In some few ways it is good. I've never regretted staying home to take care of the kids although current American society, at least around here, is hostile toward that. They call it "not working."

When I was growing up...during the "nice" face of capitalism :D ...motherhood was sacred. No one would dare accuse you of not working because you stayed home to raise your kids.

And it has occurred to me, that the skill set I learned growing up...the housework stuff, cooking, baking, cleaning, mending, yadda yadda...is sort of like being a typesetter. Or some other profession that became outmoded. I can accept that it is outmoded.

In fact I highly support a technological solution, rather than a caste-based solution, to "who is going to do the housework." Everything else has a technological solution to it. Why simply create another caste to do menial work?

Enough of the blather...so that year I wanted to work more conventionally, and I did, actually it coincided with the beginning of the school year.

This year I would, ah, like to work some more.

I'm really into the job I have now...

So for me it's more work, more money.

Now...here is how I would think about your painting resolution. It'll no doubt sound like the capitalistic American that I am :) , here goes...
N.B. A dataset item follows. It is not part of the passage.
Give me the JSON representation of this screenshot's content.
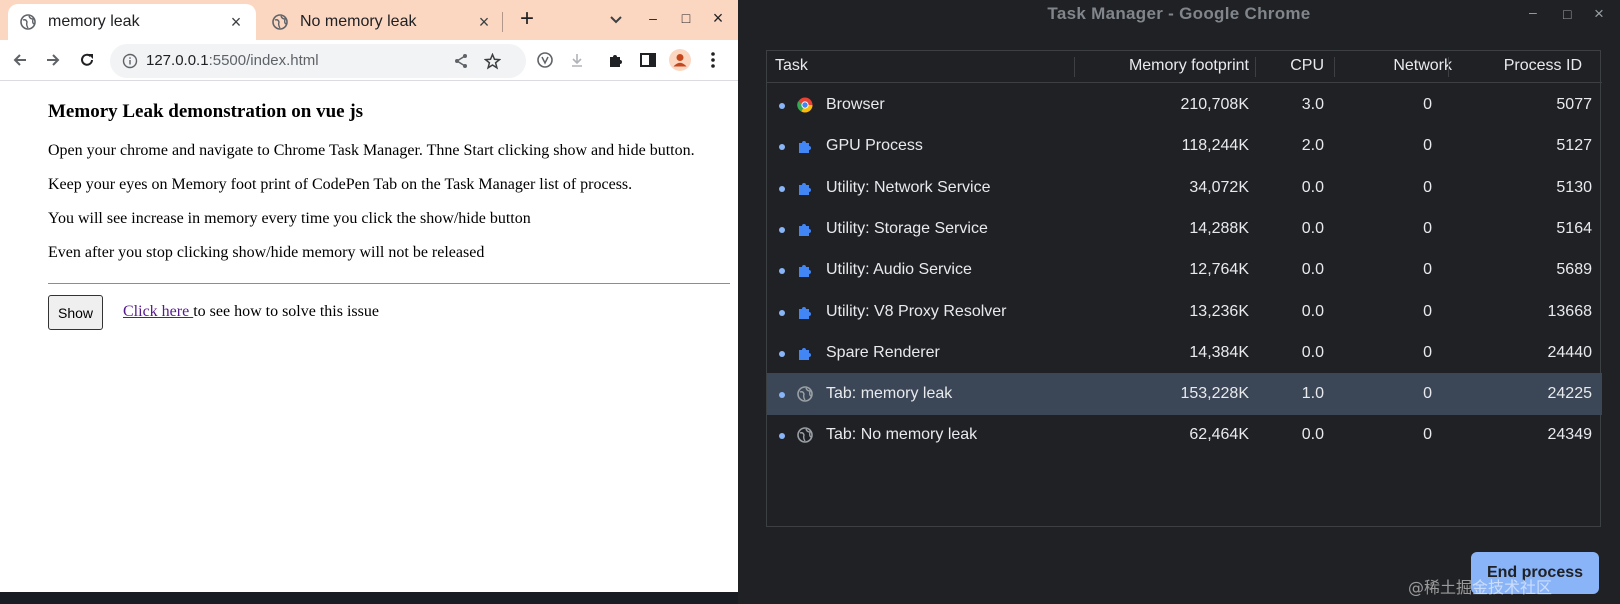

You can think in terms of selling your paintings. Not right away...you would want to practice...figure out what you can produce. But ultimately you will want to sell your stuff. You can sell it on Ebay or otherwise on the Net.

That is how I think of my beading or jewelry making. Right now I'm in the experimental phase. I'm producing pieces slowly and wearing them.

If a piece becomes something I somehow never reach for, I'll dismantle it...and make a new one.

Most days I don't have time to do anything jewelry wise unless I really make the time for it. But that's okay. I'll go for days without producing anything but it's always in the back of my mind, what I'll make next.

There is some up front investment in your project but it shouldn't be that much. Since you are using raw materials, the cost of what you do is mainly in the labor, which is specialized.